Principaux renseignements

  • Les tensions géopolitiques au Moyen-Orient ont entraîné une forte baisse des importations énergétiques de la Chine en avril.
  • La fermeture du détroit d’Ormuz a entraîné une baisse de 20 pour cent des importations de pétrole brut, atteignant leur plus bas niveau depuis juillet 2022.
  • Afin de protéger son marché intérieur, la Chine a imposé des restrictions à l’exportation de produits raffinés, ce qui a conduit à un niveau d’exportations le plus bas depuis dix ans en avril.

La Chine a connu une baisse notable de ses importations d’énergie au cours du mois d’avril, principalement en raison du conflit impliquant l’Iran et de son impact sur les exportations de carburant. La fermeture du détroit d’Ormuz a considérablement perturbé l’approvisionnement mondial en pétrole, affectant la Chine, premier importateur mondial de pétrole brut.

Impact de la fermeture

Selon les données douanières publiées samedi, les importations de pétrole brut ont chuté de 20 pour cent en avril par rapport au même mois de l’année dernière, atteignant 38,5 millions de tonnes métriques. Environ la moitié du pétrole brut de la Chine provient du Moyen-Orient, une région fortement touchée par la fermeture du détroit, qui a considérablement réduit le nombre de pétroliers transportant du pétrole et des produits raffinés à l’échelle mondiale.

Bien que les données officielles ne fassent pas la distinction entre les importations par voie maritime et celles par pipeline, les informations fournies par la société de suivi des navires Kpler indiquent que les importations de pétrole brut par voie maritime sont tombées à 8,03 millions de barils par jour en avril. Malgré cette baisse, Vortexa estime à 17 millions de barils l’augmentation des stocks de pétrole brut au cours du mois d’avril, même si la société prévoit une diminution en mai.

Contrôles à l’exportation

Les perturbations au Moyen-Orient ont incité la Chine à mettre en place des contrôles stricts sur les exportations de produits raffinés, tels que l’essence et le kérosène, afin de protéger son marché intérieur. En conséquence, les exportations de produits pétroliers raffinés pour le mois d’avril ont atteint leur plus bas niveau depuis environ une décennie, chutant à 3,1 millions de tonnes, soit une réduction d’environ un tiers par rapport à mars.

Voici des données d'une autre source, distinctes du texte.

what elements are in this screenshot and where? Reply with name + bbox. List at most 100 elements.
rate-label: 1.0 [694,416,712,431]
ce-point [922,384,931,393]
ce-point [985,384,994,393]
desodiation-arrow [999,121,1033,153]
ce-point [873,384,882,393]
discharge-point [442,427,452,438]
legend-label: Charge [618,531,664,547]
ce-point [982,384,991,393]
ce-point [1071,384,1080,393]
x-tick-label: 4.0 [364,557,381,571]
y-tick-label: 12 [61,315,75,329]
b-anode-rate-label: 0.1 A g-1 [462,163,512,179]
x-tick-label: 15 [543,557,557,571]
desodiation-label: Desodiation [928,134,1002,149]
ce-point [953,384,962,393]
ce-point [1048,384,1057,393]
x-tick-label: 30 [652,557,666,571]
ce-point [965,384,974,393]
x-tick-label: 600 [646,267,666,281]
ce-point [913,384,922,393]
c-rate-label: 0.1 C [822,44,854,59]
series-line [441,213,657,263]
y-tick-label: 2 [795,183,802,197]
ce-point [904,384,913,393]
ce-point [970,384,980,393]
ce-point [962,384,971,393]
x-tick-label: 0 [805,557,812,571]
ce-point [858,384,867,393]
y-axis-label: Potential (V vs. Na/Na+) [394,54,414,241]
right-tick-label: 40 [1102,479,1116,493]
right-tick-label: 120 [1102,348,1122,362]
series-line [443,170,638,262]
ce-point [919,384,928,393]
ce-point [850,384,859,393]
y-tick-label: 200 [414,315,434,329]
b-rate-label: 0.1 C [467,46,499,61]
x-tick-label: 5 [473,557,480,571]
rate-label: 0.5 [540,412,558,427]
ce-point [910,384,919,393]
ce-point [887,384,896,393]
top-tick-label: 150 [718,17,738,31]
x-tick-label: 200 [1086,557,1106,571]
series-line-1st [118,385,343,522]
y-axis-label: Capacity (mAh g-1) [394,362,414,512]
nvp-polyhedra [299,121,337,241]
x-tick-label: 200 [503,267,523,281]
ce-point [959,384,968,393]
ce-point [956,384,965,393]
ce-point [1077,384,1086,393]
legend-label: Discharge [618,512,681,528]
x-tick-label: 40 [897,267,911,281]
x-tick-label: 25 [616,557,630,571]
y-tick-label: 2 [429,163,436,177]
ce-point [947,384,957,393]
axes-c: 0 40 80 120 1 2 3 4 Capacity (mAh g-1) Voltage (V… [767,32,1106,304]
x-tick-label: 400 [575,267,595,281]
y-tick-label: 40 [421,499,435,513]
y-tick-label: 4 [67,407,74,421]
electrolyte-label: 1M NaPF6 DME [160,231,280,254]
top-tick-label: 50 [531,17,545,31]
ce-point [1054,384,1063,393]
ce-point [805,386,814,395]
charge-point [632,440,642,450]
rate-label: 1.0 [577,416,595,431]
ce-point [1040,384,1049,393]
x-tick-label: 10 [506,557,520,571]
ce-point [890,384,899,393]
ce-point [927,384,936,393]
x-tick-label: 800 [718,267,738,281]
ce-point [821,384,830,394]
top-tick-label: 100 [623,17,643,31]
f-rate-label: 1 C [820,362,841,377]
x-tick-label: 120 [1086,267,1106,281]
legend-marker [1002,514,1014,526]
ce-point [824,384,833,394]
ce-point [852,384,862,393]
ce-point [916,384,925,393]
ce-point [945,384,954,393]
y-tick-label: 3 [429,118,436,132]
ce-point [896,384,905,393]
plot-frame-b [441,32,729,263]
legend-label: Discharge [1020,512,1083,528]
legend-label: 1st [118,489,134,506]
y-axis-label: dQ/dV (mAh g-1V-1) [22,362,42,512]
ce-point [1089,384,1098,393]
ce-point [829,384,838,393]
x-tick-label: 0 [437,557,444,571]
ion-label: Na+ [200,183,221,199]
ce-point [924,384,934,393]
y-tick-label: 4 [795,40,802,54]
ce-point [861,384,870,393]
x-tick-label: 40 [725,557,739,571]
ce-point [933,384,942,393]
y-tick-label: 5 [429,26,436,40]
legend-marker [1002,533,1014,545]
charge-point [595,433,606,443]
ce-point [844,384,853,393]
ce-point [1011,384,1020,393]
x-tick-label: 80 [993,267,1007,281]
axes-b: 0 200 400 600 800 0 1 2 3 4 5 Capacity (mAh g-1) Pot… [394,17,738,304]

Il convient de noter que ce chiffre pourrait surestimer les volumes d’exportation réels vers les clients en Asie et au-delà, car les données incluent les expéditions vers Hong Kong, une destination majeure pour les produits pétroliers raffinés chinois et une exception aux restrictions à l’exportation.

Baisse des importations de gaz naturel

Les importations de gaz naturel ont également connu une baisse, reculant de 13 pour cent pour s’établir à 8,42 millions de tonnes en avril. Cependant, les données disponibles ne font pas la distinction entre le gaz naturel liquéfié (GNL) transporté par voie maritime et le gaz acheminé par gazoduc. La Chine dépend fortement des importations de GNL en provenance du golfe Persique.

Malgré le recul enregistré en avril, les importations chinoises de pétrole brut pour les quatre premiers mois de l’année dépassent toujours de 1,3 pour cent les chiffres de l’année dernière, totalisant 185,3 millions de tonnes.